The TEMAS Multicultural Thematic Apperception Test is another tool designed to be culturally relevant to minority groups, especially Hispanic youths. TEMAS—standing for “Tell Me a Story” but also a play on the Spanish word temas (themes)—uses images and storytelling cues that relate to minority culture (Constantino, 1982).
Personality tests are techniques designed to measure one’s personality. They are used to diagnose psychological problems as well as to screen candidates for college and employment. There are two types of personality tests: self-report inventories and projective tests. The MMPI is one of the most common self-report inventories. It asks a series of true/false questions that are designed to provide a clinical profile of an individual. Projective tests use ambiguous images or other ambiguous stimuli to assess an individual’s unconscious fears, desires, and challenges. The Rorschach Inkblot Test, the TAT, the RISB, and the C-TCB are all forms of projective tests.

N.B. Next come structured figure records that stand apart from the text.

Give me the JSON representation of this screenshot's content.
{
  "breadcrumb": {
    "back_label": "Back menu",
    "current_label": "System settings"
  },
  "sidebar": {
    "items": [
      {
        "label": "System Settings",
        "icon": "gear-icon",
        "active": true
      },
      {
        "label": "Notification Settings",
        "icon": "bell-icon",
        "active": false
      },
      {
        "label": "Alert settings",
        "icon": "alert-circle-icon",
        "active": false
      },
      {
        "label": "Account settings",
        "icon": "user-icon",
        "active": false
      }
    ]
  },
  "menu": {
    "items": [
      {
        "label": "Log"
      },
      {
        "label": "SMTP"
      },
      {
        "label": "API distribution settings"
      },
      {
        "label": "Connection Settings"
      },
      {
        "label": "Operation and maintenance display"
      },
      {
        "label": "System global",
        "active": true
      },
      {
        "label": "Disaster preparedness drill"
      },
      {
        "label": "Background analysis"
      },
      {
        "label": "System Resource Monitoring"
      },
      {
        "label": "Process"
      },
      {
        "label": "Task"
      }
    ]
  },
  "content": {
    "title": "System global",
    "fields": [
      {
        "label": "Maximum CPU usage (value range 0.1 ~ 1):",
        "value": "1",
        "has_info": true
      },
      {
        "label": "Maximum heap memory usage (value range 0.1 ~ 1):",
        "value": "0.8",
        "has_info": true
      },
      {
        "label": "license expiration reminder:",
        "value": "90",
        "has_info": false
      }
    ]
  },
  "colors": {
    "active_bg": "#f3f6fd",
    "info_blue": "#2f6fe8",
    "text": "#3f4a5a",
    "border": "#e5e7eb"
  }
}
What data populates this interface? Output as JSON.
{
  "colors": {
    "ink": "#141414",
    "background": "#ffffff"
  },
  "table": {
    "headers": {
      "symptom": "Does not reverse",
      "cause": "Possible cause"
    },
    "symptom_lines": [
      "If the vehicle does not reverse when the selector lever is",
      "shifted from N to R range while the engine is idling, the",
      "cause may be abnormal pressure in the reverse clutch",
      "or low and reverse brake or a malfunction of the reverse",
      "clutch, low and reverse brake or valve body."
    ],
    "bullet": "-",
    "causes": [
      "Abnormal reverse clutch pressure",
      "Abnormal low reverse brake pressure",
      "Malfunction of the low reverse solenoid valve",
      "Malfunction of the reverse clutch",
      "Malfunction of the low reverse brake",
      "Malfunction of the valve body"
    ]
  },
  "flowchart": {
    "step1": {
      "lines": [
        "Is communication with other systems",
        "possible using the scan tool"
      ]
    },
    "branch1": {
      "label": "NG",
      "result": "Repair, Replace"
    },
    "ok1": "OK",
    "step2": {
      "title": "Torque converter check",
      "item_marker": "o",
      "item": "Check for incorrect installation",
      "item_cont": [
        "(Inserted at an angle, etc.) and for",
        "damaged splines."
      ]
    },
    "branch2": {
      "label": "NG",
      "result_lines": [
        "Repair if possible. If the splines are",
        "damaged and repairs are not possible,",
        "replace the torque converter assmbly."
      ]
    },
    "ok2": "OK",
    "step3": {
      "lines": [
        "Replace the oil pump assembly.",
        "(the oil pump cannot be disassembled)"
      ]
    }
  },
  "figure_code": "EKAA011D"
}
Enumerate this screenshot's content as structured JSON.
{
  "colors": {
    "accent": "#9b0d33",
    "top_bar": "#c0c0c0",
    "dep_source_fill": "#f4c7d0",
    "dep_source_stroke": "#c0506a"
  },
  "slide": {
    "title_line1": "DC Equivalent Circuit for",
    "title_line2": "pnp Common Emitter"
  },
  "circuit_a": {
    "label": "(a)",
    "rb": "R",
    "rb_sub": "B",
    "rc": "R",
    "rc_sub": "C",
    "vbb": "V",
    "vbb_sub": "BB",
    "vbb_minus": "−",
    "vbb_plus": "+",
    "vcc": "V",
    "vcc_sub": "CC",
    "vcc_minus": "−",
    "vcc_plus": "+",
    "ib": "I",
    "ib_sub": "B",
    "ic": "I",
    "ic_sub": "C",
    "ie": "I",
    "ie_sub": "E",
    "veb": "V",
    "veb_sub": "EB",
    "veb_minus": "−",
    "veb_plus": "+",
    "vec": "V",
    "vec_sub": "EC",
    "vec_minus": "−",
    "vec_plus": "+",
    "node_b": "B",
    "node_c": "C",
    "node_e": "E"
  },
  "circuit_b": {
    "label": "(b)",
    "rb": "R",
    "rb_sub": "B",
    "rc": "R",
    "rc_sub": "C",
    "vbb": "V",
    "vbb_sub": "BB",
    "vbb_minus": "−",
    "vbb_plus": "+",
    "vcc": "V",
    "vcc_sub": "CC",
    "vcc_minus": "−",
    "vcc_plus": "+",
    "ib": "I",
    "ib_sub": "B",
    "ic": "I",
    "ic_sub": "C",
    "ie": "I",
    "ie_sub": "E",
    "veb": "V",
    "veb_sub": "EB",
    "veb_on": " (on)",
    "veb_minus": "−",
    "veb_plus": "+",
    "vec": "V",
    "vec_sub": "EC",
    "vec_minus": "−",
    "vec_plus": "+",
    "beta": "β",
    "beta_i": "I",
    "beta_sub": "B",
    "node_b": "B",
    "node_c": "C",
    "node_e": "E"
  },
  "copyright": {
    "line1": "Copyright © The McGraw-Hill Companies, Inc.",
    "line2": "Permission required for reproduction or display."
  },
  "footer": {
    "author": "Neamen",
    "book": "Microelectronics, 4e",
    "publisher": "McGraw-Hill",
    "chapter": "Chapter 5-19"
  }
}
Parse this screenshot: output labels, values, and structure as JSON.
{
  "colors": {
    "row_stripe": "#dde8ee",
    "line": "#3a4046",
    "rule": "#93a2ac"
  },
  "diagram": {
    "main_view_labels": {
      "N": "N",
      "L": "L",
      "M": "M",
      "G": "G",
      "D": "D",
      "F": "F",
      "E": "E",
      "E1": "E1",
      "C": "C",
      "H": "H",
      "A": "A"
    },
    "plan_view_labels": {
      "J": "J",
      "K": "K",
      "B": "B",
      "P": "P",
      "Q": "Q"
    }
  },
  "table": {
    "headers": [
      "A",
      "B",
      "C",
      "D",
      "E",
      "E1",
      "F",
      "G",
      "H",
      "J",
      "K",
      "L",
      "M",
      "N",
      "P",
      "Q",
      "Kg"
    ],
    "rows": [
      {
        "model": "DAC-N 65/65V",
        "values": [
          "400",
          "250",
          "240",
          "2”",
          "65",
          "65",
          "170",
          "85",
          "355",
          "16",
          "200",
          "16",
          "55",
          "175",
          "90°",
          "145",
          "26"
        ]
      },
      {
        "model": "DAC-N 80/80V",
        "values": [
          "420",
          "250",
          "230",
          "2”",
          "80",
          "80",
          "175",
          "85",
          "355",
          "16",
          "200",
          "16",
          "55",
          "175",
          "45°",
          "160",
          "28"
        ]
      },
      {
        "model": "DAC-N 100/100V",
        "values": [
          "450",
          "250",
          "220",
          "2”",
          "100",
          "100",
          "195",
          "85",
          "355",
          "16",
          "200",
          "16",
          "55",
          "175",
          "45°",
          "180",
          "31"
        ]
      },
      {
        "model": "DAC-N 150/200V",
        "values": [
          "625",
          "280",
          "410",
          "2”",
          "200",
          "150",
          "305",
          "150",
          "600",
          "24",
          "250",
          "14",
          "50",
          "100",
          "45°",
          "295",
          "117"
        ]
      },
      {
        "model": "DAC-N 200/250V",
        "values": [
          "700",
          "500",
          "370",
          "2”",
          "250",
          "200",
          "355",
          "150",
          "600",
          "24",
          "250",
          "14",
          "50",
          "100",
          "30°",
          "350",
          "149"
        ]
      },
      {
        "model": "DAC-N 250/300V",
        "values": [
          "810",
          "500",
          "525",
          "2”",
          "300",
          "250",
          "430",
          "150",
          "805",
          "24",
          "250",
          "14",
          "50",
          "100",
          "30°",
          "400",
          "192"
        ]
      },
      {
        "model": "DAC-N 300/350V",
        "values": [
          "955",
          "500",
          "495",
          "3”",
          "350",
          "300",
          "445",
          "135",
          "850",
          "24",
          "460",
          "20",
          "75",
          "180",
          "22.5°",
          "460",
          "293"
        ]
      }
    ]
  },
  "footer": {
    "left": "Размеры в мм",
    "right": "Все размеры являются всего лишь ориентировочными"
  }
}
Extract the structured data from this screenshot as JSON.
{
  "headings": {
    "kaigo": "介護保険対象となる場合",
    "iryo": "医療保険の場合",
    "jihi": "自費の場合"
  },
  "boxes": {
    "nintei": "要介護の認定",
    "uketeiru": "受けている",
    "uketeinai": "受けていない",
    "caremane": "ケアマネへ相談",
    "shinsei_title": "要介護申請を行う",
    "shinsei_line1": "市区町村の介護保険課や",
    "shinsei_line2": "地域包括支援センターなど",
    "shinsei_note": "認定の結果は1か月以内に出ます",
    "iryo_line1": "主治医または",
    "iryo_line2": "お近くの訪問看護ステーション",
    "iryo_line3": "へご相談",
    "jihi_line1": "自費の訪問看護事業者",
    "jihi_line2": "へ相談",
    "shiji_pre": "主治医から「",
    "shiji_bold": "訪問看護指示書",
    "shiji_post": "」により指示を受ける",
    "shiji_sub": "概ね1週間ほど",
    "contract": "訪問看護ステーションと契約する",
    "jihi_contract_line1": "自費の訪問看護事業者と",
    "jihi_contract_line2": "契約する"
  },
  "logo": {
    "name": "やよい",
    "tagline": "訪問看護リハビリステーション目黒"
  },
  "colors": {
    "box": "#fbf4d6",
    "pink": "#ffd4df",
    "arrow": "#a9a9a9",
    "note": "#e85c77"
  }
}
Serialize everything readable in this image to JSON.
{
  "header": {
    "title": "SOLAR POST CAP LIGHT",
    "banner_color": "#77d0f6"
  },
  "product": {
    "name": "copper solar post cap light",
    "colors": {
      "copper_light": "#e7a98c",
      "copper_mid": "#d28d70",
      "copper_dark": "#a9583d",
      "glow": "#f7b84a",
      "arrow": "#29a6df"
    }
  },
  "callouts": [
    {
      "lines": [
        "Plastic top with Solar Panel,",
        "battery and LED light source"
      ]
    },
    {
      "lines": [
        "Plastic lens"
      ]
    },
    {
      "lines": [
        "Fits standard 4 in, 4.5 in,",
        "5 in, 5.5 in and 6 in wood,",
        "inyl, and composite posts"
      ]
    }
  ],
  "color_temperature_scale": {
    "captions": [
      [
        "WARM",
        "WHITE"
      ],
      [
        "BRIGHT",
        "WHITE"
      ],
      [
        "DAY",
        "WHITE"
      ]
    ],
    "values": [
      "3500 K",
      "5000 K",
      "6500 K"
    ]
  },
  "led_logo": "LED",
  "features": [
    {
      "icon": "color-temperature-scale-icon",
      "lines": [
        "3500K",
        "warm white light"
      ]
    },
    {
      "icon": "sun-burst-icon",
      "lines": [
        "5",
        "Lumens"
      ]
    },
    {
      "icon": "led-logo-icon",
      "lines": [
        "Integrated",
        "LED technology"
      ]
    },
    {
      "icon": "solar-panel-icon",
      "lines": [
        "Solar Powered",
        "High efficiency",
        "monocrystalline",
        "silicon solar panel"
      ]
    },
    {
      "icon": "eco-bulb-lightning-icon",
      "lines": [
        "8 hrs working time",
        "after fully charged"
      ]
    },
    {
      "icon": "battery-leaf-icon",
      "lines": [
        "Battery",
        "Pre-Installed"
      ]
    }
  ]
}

1. Why might a prospective employer screen applicants using personality assessments?
2. Why would a clinician give someone a projective test?
3. How objective do you think you can be about yourself in answering questions on self-report personality assessment measures? What implications might this have for the validity of the personality test?
2. A projective test could give the clinician clues about dreams, fears, and personal struggles of which the client may be unaware, since these tests are designed to reveal unconscious motivations and attitudes. They can also help clinicians diagnose psychological disorders.